CANTON-$\mu$ Proposal: A Next-Generation Muon $g-2$ Measurement at Sub-0.1 ppm Precision

TL;DR

The paper proposes a next-generation muon g-2 experiment at HIAF in China aiming for sub-0.1 ppm precision, surpassing Fermilab and testing Standard Model and CPT symmetry with unprecedented sensitivity.

Contribution

It introduces novel measurement approaches using HIAF's intense muon beams to achieve higher precision in muon g-2 experiments beyond current efforts.

Findings

Achieves 0.13 ppm precision in Phase 1 matching Fermilab's current level.

Plans for 0.05 ppm precision in Phase 2 with HIAF upgrade.

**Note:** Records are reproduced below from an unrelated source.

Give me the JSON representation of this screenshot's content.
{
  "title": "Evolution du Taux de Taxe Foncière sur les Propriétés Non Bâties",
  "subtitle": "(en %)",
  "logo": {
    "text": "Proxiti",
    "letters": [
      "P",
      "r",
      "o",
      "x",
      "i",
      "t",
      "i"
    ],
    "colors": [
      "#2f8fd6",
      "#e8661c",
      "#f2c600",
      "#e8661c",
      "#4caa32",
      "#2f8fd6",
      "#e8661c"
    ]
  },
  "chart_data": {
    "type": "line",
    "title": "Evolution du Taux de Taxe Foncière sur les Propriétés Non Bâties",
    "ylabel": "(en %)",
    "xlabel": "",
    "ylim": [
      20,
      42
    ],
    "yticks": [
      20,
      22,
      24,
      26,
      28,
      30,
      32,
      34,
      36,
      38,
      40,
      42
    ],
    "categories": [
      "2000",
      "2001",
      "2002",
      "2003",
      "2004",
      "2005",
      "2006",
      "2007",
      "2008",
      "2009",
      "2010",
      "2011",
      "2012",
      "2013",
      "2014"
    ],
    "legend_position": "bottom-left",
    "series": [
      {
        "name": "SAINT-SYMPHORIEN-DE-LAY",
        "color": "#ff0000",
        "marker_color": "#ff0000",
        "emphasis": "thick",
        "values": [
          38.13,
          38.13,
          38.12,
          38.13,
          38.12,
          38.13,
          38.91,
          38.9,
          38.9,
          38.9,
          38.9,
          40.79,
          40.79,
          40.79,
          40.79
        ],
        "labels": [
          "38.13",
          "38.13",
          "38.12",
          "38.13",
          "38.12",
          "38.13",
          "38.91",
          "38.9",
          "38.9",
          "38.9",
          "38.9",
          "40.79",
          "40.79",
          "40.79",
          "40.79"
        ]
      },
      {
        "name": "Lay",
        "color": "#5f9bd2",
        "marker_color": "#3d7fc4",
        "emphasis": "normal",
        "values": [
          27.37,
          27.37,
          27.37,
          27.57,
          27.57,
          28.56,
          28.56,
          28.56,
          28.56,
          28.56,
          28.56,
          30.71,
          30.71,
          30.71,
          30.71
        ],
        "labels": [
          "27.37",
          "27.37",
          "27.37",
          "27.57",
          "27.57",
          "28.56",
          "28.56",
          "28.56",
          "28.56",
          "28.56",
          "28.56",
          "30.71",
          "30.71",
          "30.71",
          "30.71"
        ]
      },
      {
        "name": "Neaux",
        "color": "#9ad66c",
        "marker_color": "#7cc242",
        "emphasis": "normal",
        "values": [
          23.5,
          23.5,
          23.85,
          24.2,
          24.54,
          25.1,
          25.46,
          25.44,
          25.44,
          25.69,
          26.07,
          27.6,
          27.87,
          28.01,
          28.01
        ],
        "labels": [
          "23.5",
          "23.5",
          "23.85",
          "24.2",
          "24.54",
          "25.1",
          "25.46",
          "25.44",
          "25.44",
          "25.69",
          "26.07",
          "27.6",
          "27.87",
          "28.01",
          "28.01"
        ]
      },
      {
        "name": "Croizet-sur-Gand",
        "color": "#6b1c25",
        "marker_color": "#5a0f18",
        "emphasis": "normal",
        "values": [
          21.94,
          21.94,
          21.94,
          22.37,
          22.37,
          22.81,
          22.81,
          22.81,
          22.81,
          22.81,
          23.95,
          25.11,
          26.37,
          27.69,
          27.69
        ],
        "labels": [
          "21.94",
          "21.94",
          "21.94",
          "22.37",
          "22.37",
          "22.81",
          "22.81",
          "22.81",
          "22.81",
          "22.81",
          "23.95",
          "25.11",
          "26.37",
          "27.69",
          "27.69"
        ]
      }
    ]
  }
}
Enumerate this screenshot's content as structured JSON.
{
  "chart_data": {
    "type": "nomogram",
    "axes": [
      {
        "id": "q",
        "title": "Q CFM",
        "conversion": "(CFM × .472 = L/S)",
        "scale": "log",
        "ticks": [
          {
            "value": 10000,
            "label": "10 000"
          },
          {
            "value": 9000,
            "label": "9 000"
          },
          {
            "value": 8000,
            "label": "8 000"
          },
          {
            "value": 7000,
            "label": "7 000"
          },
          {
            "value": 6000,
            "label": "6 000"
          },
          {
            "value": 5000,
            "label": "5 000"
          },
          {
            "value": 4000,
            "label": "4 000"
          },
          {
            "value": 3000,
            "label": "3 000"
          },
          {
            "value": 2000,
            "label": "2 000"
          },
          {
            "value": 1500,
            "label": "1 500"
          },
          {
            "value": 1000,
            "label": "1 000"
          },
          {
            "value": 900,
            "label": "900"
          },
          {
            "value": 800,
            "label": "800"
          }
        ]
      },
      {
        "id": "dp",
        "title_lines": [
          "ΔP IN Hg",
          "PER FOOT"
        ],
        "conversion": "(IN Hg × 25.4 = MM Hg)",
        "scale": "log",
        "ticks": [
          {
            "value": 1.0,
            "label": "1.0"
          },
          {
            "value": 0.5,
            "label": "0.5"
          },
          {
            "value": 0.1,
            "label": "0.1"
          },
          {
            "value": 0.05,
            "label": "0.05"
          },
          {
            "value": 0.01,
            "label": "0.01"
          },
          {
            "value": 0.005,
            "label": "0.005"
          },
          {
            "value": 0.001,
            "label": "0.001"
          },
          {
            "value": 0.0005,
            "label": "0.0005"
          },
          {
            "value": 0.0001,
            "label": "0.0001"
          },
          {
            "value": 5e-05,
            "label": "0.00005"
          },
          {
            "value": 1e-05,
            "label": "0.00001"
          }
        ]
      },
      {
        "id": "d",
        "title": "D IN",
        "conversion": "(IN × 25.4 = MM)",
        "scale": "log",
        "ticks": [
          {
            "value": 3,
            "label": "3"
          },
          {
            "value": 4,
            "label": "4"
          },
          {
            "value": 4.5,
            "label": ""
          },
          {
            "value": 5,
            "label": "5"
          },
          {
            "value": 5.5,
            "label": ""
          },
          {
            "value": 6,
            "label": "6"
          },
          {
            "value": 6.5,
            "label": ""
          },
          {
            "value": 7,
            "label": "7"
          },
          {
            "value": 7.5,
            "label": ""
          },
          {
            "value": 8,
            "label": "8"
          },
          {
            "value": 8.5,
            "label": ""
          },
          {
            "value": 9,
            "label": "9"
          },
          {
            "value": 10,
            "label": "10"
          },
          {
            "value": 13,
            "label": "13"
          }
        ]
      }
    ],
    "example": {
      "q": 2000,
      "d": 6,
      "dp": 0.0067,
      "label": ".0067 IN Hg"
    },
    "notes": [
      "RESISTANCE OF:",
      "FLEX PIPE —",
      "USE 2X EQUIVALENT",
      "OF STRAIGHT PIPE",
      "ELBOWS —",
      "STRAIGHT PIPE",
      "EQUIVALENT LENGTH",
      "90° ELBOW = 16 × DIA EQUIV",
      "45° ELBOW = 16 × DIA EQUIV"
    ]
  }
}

Enables sensitive tests of Standard Model and CPT symmetry beyond existing limits.

Abstract

We propose a next-generation precision measurement of the muon anomalous magnetic moment (muon $g-2$), at the High Intensity Heavy-Ion Accelerator Facility (HIAF) in China. The project, named CANTON-$\mu$ (Coherent Anomalous magNetic momenT ObservatioN with muon), represents the first muon $g-2$ experiment aimed at surpassing Fermilab precision. It introduces novel approaches based on HIAF's intense pulsed GeV-scale muon beams, particularly for negative-muon polarity. This work studies the expected muon beam intensity at HIAF, establishing the statistical reach and level of systematic control required to achieve a precision of 0.13 ppm in Phase 1, matching the current Fermilab precision, and 0.05 ppm in Phase 2 with the HIAF upgrade. This precision enables stringent tests of the Standard Model with sensitivity to new physics beyond current collider scales, and offers a uniquely sensitive test of CPT symmetry within the Standard-Model Extension at the $10^{-24}$ GeV level, improving existing limits by more than an order of magnitude.